Publius notes that some have expressed concern about separation of powers, but he references his earlier arguments about why powers should not be *completely* separate. Checks and balances among the branches is healthy. Moreover, he observes, even if we *were* to try for separation in this area, it is unclear whether the legislative or the executive branch should be held responsible.
The character of treaties is unique. The treaty-making power “relates neither to the execution of the subsisting laws, nor to the enaction of new ones.” Treaties “are not rules prescribed by the sovereign to the subject, but agreements between sovereign and sovereign.”
One alternative would be to leave the power only to the executive, but this would be dangerous. Presidents will be former private citizens who must return to that status as a private citizen. They may be looking to forward to a period of time when they will have less money. Some may not be able to withstand the temptation to “betray the interests of the state to the acquisition of wealth.”
Publius clearly could not foresee a world in which public figures could make so much money off book deals and speeches.
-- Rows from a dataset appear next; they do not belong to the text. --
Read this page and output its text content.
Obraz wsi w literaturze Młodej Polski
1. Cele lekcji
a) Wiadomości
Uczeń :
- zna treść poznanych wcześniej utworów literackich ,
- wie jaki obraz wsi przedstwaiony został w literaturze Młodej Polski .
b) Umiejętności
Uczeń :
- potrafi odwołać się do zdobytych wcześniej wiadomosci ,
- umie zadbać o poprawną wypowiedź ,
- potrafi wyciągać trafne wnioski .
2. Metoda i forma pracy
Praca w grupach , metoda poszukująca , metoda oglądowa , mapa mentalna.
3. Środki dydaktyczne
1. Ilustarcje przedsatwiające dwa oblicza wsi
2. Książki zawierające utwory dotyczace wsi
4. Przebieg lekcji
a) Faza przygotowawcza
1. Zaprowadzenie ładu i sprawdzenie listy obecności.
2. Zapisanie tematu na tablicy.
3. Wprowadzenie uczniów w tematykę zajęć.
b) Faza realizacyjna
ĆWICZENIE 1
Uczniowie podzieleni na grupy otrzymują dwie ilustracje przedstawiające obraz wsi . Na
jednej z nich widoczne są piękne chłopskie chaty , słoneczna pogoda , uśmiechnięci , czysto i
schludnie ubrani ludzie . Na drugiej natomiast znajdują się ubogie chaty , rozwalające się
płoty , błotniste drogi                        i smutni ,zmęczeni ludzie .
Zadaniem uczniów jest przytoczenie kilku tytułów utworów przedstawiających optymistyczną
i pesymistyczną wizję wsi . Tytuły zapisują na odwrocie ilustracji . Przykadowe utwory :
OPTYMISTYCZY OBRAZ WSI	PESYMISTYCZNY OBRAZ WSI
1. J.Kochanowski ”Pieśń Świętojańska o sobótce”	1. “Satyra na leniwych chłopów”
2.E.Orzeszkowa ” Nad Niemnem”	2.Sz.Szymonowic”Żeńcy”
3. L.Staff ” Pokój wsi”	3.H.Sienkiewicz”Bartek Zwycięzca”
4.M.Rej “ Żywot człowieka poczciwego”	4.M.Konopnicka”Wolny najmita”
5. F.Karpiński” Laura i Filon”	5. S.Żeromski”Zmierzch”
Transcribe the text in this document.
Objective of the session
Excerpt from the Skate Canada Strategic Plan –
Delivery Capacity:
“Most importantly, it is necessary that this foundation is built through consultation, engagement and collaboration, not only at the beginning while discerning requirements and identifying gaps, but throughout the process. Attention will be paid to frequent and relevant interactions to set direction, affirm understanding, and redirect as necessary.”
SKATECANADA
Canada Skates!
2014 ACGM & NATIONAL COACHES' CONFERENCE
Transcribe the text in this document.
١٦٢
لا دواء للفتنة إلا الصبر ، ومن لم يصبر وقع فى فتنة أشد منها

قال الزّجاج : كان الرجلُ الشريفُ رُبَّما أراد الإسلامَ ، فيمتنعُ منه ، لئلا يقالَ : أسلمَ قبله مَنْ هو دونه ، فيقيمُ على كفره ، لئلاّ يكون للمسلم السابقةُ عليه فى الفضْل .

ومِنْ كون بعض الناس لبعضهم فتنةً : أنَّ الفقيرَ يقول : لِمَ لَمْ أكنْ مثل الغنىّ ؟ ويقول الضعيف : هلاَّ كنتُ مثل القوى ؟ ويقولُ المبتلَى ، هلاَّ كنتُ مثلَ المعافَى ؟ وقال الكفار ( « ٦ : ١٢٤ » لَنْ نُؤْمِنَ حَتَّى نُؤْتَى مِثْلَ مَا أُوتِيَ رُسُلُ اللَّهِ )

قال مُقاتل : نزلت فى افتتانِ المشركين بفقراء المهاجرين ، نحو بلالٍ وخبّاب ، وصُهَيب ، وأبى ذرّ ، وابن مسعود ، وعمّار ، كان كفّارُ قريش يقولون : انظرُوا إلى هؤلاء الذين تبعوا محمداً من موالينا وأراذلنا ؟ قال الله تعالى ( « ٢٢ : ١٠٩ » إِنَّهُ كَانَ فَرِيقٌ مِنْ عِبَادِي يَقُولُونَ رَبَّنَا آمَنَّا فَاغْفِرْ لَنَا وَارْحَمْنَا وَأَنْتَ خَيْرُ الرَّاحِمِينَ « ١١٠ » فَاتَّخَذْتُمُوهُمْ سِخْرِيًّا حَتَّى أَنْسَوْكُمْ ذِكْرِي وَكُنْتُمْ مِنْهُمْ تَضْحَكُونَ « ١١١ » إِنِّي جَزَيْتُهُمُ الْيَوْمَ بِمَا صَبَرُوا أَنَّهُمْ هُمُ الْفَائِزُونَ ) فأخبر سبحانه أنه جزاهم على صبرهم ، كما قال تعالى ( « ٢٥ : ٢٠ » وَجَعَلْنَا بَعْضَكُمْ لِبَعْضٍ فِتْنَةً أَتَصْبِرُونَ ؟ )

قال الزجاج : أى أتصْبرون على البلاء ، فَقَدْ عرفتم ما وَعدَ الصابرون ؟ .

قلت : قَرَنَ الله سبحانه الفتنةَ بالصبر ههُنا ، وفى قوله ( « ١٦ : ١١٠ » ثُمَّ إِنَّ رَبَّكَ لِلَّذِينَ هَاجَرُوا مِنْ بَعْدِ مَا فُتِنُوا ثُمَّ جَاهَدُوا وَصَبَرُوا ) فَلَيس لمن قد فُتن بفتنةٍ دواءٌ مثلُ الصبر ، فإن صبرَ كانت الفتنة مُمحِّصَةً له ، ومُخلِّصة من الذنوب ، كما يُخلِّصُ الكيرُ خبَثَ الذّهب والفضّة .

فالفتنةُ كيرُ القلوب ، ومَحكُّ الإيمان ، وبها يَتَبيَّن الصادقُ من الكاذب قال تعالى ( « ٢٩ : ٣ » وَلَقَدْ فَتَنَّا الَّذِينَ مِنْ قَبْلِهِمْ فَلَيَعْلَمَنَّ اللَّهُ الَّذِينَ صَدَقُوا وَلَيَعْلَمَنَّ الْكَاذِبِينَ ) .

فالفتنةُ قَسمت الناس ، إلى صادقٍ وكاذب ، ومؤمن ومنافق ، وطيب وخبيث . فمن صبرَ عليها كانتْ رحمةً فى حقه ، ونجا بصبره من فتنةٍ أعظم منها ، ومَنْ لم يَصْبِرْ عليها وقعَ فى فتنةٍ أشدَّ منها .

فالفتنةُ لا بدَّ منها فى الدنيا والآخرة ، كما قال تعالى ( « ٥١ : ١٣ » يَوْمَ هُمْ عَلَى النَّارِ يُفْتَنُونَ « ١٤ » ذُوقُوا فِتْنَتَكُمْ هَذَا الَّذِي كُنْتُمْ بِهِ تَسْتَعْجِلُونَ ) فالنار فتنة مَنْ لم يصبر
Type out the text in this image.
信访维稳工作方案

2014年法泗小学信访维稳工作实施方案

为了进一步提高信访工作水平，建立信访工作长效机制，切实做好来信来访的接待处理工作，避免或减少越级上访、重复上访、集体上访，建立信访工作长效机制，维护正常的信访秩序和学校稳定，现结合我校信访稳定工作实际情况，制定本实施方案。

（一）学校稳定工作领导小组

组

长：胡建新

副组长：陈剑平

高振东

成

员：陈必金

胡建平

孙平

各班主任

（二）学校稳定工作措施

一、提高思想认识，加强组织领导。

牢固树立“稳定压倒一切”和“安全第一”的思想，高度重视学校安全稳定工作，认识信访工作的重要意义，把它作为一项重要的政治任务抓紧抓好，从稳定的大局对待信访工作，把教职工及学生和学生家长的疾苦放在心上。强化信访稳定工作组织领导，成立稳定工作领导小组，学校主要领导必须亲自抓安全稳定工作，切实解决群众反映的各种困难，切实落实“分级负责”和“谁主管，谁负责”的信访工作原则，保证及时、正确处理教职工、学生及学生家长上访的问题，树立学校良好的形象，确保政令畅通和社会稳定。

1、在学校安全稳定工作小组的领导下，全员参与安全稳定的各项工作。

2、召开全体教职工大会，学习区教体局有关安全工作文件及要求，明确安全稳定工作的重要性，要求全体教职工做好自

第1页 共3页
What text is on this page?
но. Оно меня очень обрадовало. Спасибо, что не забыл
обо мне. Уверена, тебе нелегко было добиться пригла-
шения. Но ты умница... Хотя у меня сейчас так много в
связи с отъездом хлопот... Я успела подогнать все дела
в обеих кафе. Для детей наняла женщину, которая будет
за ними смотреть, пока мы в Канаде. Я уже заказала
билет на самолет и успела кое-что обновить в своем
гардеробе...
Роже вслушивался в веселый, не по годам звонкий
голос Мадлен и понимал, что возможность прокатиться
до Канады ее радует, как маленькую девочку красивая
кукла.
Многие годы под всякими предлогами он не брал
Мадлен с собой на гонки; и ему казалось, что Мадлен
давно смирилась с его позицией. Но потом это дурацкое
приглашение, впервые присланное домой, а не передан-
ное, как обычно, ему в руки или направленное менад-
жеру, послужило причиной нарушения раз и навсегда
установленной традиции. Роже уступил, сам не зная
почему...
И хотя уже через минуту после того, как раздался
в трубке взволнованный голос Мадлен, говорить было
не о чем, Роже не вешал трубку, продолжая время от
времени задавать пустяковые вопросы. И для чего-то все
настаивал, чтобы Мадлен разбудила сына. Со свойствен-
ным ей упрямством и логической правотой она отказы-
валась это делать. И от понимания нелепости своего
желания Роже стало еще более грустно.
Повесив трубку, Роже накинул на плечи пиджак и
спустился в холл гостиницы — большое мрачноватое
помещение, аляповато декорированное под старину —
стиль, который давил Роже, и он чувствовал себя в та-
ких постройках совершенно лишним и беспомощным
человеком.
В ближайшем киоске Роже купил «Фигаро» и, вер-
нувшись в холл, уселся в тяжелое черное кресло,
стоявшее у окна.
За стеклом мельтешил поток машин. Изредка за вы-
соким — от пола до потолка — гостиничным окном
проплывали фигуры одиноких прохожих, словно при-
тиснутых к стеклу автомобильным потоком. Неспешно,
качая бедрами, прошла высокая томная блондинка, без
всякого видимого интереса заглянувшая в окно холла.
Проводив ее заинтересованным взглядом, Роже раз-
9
Another alternative, leaving the power only to the Senate, is also too dangerous. “[P]ique or cabal” could influence the proceedings. Moreover, a body such as the Senate cannot expect to “enjoy the confidence and respect of foreign powers in the same degree . . . and, of course, would not be able to act with an equal degree of weight or efficacy.” The President can perform these types of tasks better and more efficiently.
Thus, Publius concludes that the “joint power” enables each branch to bring something to the table. Thus, the country has a “greater prospect of security.”
Next, Publius believes that the House of Representatives cannot help with treaties. Their numbers are too many and the identities of the members will change too often. (Guess he never met some of our professional politicians who stick around for decades at a time!?) Such a body cannot exhibit those qualities needed for the formation of treaties: “Accurate and comprehensive knowledge of foreign politics; a steady and systematic adherence to the same views; a nice and uniform sensibility to national character; decision, SECRECY, and dispatch.”
Finally, Publius addresses the concerns of some that treaties require only two thirds of all Senators PRESENT, instead of two thirds of the total number of Senators. Publius believes that the latter requirement would make it too difficult to get a treaty ratified, particularly given the possibility that all members will not always be in attendance. Moreover, he believes that the constitutional rule will encourage punctual attendance: The proportion needed to ratify a treaty can be “varied by the absence or presence of a single member.” Such incentives should “keep the body complete” and increase the likelihood that treaties are considered by a greater number of Senators.
Logistical note for those who care:
Alexander Hamilton wrote this particular essay!